Ces révélations risquent de compliquer un peu plus les négociations. Américains et Sud-Coréens ont pourtant réduit le format de leurs manœuvres militaires lancées le 4 mars pour complaire à Pyongyang.
Officiellement, Washington et Pyongyang restent attachés au dialogue. Le secrétaire d’Etat, Mike Pompeo, a exprimé l’espoir d’envoyer une délégation en Corée du Nord « dans les prochaines semaines ».
Le représentant spécial sud-coréen pour la paix dans la péninsule, Lee Do-hoon, s’est entretenu le 6 mars à Washington avec son homologue américain, Stephen Biegun, et le Japonais Kenji Kanasugi, en vue d’une meilleure coordination pour les discussions futures, les Américains souhaitant que Séoul s’investisse davantage dans son rôle de médiateur.

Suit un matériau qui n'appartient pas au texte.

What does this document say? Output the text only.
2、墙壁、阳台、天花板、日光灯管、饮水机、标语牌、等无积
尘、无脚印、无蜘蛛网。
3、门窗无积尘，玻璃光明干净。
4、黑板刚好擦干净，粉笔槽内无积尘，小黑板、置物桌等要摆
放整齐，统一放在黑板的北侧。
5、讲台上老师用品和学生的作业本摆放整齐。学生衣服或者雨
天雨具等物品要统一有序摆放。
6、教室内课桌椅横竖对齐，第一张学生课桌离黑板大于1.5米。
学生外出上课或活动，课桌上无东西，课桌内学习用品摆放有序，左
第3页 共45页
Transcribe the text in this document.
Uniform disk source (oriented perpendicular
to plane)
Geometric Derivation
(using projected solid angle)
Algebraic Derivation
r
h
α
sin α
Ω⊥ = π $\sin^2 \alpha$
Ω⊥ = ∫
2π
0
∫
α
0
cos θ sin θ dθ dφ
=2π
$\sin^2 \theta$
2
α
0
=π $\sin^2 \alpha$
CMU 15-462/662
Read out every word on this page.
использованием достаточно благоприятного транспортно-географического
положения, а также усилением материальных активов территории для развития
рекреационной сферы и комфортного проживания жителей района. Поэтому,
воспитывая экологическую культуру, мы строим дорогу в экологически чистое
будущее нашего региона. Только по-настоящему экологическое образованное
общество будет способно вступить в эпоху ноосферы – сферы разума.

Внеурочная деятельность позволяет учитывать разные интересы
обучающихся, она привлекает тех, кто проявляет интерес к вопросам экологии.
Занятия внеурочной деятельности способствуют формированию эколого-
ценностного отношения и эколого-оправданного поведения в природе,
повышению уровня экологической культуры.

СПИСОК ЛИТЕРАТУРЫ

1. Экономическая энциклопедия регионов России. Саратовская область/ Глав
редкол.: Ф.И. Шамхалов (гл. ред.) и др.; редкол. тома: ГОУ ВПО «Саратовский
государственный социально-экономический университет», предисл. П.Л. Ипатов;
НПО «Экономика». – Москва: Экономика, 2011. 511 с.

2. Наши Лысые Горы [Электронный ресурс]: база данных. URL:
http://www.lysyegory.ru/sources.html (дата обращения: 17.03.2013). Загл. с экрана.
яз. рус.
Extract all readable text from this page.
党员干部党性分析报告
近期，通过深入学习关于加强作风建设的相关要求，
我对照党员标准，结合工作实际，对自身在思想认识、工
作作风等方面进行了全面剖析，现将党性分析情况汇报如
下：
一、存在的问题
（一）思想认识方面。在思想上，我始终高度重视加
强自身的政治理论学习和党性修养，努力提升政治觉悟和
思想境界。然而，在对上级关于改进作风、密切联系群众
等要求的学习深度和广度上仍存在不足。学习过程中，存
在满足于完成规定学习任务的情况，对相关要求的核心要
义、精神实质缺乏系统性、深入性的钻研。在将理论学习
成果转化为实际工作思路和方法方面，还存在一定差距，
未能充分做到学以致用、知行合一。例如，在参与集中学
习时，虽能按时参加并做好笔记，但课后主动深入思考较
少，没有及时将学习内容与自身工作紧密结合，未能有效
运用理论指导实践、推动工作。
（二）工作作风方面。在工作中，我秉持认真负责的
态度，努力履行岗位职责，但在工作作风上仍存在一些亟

Un rôle qui s’annonce complexe car, à Hanoï, le rapport de force entre Américains et Nord-Coréens semble avoir évolué en faveur des premiers. « L’échec du sommet doit avoir laissé Kim Jong-un et ses conseillers en état de choc », estime Cheong Seong-chang, de l’Institut Sejong.
A Hanoï, Kim Jong-un est apparu comme très désireux d’obtenir un allégement des sanctions, afin de procéder à la relance promise de l’économie nord-coréenne. Il serait aujourd’hui contraint de revoir sa stratégie. Les travaux en cours pourraient signaler qu’il peut reprendre ses programmes d’armement à tout moment. Dans un discours du Nouvel An, il avait averti que la Corée du Nord trouverait un « nouveau moyen » si les Etats-Unis maintenaient les sanctions.